Dalam pernyataannya, Razman mengungkapkan dirinya baru saja ditunjuk oleh tokoh masyarakat untuk memperjuangkan nasib mereka agar tidak semena-mena digusur oleh Pemprov DKI Jakarta.

Baca Juga: Pembongkaran Kalijodo Berlangsung Kondusif, Jadi Tontonan Warga

"Masyarakat dengan tegas menolak penutupan atau penggusuran, sepanjang Pemprov DKI Jakarta tidak bisa dengan kompherensif dan konkrit memberikan jawaban yang obyektif terhadap permintaan warga Kalijodo," ujar Razman, Selasa (16/2).

Sementara menurut pandangan Gubernur DKI Jakarta Basuki Tjahaja Purnama, kasus lokalisasi di kawasan Kalijodo tidak sama dengan kawasan Dolly di Surabaya.

Perbedaan paling mencolok adalah kawasan Dolly merupakan lokalisasi resmi yang berada di bawah pengawasan Pemkot Surabaya, sementara kawasan Kalijodo merupakan prostitusi liar yang sama sekali tidak memberi pemasukan pajak untuk Pemkot Administrasi Jakarta Utara maupun Pemprov DKI Jakarta.

Baca Juga: Kawasan Kalijodo Terbakar, "Sengaja Buat Mengalihkan Isu"

Menurut Ahok perlakuannya juga pasti berbeda.
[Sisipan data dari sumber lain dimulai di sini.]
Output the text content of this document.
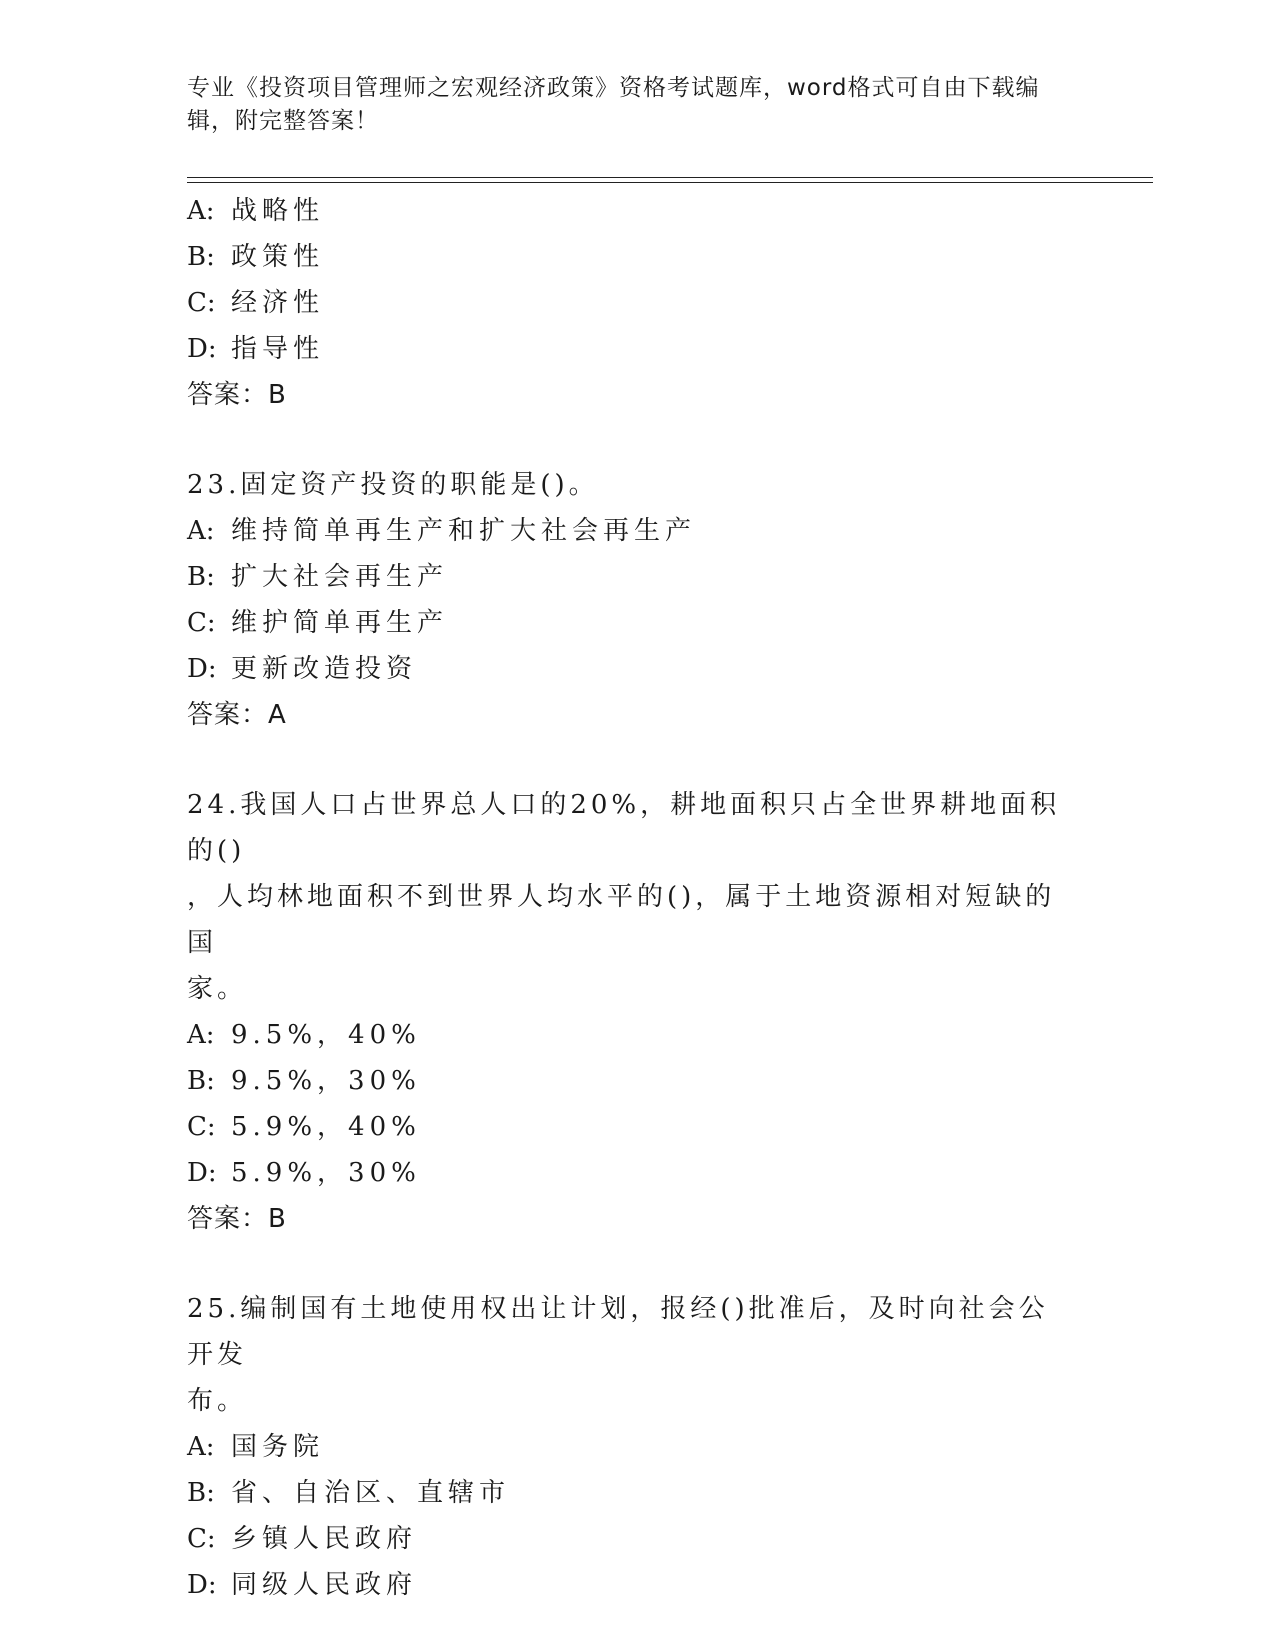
专业《投资项目管理师之宏观经济政策》资格考试题库，word格式可自由下载编
辑，附完整答案！
A: 战略性
B: 政策性
C: 经济性
D: 指导性
答案：B
23.固定资产投资的职能是()。
A: 维持简单再生产和扩大社会再生产
B: 扩大社会再生产
C: 维护简单再生产
D: 更新改造投资
答案：A
24.我国人口占世界总人口的20%，耕地面积只占全世界耕地面积的()
，人均林地面积不到世界人均水平的()，属于土地资源相对短缺的国
家。
A: 9.5%，40%
B: 9.5%，30%
C: 5.9%，40%
D: 5.9%，30%
答案：B
25.编制国有土地使用权出让计划，报经()批准后，及时向社会公开发
布。
A: 国务院
B: 省、自治区、直辖市
C: 乡镇人民政府
D: 同级人民政府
Apalagi seharusnya kawasan Kalijodo diperuntukkan sebagai jalur hijau. Sehingga ia menegaskan akan segera mengembalikan kawasan Kalijodo menjadi peruntukan aslinya sebagai jalur hijau.

“Kalijodo kasusnya beda, ini kan memang jalur hijau yang diperjualbelikan. Anda enggak mungkin terus membiarkan pelanggaran terjadi hingga puluhan tahun,” ujar Ahok.

Ahok pun berencana untuk merampungkan proses penertiban kawasan Kalijodo secepat mungkin, kalau bisa akhir Februari ini semua sudah beres. Sebab Maret 2016 Jakarta akan menjadi tuan rumah penyelenggaraan Konferensi Tingkat Tinggi (KTT) Luar Biasa Organisasi Kerja Sama Islam (OKI). (pos/har/mer/det/lan)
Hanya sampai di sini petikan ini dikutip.